Dr Fauci’s remarks come after some Republicans, including Mr Cruz and Rand Paul, accused him of lying to the Congress when he denied that the National Institutes of Health funded the “gain of function” research at the Wuhan Institute of Virology in China.

The research is conducted to enhance a virus in a lab to study its potential impact in the real world.

Last month, Mr Cruz at a congressional hearing had urged attorney general Merrick Garland to appoint a special prosecutor to investigate Dr Fauci's statements.

Speaking with CBS News, the president's chief medical advisor said: “I have to laugh at that. I should be prosecuted? What happened on 6 January senator?"

Mr Cruz was among the Republican senators who voted against confirming Joe Biden's presidential victory on the same day when a mob of former president Donald Trump's supporters wreaked havoc on the Capitol building, killing at least five people.

When host Margaret Brennan asked Dr Fauci if he thinks he is being made a scapegoat to deflect from president Trump, he responded laughing: "Of course, you will have to be asleep not to figure that one out".

"I’m just going to do my job and I’m going to be saving lives and they’re going to be lying," Dr Fauci, director of the National Institute of Allergy and Infectious Diseases, said.

"Anybody who’s looking at this carefully realises that there’s a distinct anti-science flavour to this. If they get up and criticise science, nobody's going to know what they're talking about. But if they get up and really aim their bullets at Tony Fauci, people could recognise there's a person there... it is easy to criticise, but they are really criticising science because I represent science," he said.
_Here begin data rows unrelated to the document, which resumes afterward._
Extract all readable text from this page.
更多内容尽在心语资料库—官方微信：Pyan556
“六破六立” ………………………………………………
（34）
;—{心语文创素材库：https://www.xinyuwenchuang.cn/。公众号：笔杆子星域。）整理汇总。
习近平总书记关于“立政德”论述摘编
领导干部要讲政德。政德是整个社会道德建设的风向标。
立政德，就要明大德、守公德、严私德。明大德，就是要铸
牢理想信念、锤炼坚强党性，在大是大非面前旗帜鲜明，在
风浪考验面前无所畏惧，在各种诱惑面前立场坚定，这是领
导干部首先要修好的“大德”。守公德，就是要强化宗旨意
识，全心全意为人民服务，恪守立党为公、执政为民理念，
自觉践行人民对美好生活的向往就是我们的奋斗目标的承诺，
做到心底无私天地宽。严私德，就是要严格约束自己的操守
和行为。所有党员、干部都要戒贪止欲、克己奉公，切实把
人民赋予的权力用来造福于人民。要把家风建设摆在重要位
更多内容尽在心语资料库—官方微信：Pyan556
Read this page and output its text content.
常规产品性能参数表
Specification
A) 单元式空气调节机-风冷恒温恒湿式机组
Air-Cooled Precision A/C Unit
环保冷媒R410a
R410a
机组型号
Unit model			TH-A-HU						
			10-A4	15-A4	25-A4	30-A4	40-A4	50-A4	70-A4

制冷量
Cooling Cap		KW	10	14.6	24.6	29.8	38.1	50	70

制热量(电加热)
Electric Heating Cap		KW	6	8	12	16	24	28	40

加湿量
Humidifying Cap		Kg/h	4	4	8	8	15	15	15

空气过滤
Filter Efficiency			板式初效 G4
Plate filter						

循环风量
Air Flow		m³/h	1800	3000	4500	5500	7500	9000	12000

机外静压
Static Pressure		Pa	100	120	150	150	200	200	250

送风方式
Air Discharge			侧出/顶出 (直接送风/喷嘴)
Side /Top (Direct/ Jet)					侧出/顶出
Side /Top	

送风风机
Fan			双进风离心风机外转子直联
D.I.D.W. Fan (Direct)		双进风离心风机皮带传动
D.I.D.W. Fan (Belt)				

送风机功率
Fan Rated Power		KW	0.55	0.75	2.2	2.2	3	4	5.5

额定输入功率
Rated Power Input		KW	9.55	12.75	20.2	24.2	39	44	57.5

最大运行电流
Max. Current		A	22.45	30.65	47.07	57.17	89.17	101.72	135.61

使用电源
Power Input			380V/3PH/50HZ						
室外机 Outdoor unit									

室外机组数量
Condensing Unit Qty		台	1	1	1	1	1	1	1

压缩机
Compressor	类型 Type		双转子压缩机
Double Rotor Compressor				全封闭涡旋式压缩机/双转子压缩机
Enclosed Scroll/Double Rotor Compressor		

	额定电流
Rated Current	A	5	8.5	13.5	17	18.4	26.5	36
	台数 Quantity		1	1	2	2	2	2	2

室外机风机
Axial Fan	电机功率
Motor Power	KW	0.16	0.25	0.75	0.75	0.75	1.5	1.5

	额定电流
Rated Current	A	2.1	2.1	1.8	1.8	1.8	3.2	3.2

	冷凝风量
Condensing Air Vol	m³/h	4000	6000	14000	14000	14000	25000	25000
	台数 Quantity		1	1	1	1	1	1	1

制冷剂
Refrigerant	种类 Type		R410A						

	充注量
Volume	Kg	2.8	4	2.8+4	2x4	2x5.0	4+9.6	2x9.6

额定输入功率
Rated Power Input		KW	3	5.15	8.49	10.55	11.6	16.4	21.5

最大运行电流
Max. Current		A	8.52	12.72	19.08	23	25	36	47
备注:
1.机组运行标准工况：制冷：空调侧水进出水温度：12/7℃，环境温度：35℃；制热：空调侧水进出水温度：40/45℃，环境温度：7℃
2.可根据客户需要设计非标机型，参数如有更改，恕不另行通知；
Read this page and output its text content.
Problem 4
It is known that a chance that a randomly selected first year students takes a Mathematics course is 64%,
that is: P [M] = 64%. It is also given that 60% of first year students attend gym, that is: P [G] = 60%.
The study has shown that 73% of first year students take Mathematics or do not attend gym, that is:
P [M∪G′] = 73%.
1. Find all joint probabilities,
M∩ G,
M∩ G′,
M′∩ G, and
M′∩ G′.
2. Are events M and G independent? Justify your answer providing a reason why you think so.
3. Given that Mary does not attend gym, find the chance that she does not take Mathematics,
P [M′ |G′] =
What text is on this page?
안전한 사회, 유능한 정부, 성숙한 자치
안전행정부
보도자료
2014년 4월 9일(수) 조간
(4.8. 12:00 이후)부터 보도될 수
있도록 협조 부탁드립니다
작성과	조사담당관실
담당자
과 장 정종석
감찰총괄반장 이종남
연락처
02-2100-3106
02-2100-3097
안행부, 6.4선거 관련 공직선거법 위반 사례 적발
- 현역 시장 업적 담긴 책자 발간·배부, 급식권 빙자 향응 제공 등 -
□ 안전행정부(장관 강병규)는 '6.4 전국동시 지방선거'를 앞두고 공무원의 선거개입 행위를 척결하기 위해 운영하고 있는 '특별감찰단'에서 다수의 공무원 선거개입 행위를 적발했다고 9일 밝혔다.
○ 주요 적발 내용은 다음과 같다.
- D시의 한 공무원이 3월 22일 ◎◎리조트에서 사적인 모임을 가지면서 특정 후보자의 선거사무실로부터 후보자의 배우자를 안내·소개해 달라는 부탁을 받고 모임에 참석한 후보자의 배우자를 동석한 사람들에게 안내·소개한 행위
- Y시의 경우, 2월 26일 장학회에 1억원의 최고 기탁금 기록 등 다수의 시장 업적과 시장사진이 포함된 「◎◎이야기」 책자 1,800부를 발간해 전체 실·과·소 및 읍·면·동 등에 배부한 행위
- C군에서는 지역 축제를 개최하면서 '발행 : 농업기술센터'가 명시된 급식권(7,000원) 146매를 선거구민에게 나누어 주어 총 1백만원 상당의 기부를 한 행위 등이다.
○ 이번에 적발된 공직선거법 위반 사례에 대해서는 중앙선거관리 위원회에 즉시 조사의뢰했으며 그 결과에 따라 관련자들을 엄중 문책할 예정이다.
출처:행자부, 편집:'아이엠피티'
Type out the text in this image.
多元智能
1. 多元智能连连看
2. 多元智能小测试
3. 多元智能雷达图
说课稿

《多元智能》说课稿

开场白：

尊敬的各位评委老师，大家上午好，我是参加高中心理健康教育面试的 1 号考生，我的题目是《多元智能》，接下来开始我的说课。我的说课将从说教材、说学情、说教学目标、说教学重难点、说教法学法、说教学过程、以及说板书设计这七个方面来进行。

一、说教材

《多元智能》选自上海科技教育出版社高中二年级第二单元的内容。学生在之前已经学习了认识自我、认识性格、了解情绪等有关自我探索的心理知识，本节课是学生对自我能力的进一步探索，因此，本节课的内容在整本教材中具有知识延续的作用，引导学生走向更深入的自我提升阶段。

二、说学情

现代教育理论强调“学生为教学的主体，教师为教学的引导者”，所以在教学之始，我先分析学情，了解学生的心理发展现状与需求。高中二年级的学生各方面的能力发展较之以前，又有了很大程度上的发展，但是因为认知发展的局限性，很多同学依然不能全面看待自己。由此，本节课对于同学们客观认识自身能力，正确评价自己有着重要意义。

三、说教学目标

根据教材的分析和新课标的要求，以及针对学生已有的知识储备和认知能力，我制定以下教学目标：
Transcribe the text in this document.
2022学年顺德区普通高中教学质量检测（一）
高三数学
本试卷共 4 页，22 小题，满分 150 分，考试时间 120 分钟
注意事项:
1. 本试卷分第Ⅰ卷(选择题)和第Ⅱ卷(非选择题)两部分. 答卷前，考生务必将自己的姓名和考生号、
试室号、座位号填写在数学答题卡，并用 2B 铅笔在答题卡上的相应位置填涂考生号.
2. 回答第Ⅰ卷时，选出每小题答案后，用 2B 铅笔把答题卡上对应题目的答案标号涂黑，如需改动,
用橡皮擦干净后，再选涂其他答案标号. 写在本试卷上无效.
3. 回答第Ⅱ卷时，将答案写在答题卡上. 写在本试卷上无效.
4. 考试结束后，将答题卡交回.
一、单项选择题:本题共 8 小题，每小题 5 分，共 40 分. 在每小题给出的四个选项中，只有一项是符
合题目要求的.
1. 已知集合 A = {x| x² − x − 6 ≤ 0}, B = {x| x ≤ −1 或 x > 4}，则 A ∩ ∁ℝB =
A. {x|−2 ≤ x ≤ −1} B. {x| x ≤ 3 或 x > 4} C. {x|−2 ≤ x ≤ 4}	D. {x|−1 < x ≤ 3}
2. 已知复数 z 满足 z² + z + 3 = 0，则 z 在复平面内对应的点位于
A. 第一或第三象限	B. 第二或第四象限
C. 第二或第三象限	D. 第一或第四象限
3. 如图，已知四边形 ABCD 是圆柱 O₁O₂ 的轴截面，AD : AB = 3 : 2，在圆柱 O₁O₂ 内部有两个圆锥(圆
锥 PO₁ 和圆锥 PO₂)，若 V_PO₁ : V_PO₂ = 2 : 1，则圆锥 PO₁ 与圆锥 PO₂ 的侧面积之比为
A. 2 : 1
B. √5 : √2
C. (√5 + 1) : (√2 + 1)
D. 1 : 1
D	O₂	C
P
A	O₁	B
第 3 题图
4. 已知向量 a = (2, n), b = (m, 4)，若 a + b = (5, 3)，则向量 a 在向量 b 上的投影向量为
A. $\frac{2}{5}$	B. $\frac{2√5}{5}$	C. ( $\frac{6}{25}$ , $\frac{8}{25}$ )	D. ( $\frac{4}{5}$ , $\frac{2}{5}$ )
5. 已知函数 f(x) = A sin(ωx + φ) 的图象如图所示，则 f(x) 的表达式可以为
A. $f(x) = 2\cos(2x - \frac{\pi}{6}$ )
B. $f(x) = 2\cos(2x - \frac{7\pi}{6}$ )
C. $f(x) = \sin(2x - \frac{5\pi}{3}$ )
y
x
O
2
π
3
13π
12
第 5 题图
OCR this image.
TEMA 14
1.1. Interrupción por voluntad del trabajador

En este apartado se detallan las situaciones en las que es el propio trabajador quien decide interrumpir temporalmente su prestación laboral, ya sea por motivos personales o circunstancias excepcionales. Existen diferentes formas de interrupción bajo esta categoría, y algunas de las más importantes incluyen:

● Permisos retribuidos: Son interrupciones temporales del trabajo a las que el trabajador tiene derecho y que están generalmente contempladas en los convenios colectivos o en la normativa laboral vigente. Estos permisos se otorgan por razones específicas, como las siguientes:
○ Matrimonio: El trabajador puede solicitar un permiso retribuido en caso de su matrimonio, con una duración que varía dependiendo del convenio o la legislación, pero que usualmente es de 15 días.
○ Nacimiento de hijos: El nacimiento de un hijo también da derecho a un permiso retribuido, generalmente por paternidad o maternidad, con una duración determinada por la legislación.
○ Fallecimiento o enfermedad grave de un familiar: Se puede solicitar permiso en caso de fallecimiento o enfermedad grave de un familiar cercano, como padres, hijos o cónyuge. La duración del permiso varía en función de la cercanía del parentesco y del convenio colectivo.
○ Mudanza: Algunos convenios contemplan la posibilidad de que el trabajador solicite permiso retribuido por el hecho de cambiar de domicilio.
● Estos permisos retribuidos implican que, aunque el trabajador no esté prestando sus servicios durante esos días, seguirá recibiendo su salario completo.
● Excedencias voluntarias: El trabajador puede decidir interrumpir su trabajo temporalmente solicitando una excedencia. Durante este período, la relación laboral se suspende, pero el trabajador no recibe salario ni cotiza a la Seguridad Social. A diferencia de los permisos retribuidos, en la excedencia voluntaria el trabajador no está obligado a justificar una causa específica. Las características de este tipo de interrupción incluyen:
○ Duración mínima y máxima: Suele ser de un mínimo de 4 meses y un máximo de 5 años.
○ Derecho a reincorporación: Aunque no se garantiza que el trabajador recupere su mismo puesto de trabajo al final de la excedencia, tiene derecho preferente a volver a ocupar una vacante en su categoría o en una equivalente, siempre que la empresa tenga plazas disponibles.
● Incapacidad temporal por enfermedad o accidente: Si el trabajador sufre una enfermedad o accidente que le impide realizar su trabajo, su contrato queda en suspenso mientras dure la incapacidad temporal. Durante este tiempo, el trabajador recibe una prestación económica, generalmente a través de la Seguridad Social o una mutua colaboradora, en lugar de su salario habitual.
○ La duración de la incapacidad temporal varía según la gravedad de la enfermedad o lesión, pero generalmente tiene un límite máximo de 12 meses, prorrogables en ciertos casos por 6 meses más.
The top doctor added: "that's dangerous. To me, that's more dangerous than the slings and the arrows that get thrown at me. And if you damage science, you are doing something very detrimental to society".

The relationship between Dr Fauci and Mr Trump started eroding during the course of the Covid-19 pandemic when the former president started disagreeing with the doctor's suggestions. Since then Dr Fauci has been targeted by several Republican lawmakers.

Following Dr Fauci’s remarks, the Texas senator accused him of distorting “science and facts in order to exercise authoritarian control over millions of Americans”.

“Fauci’s statement and the NIH’s 20 October letter cannot both be true. The statements are directly contradictory. 18 USC 1001 makes it felony, punishable by up to 5 years in prison, to lie to Congress,” the senator wrote on Twitter.

Meanwhile, Dr Fauci warned that the US could be in for yet another wave of Covid-19 infections unless Americans continue to receive vaccines and booster shots amid concerns over the new highly-contagious strain of coronavirus.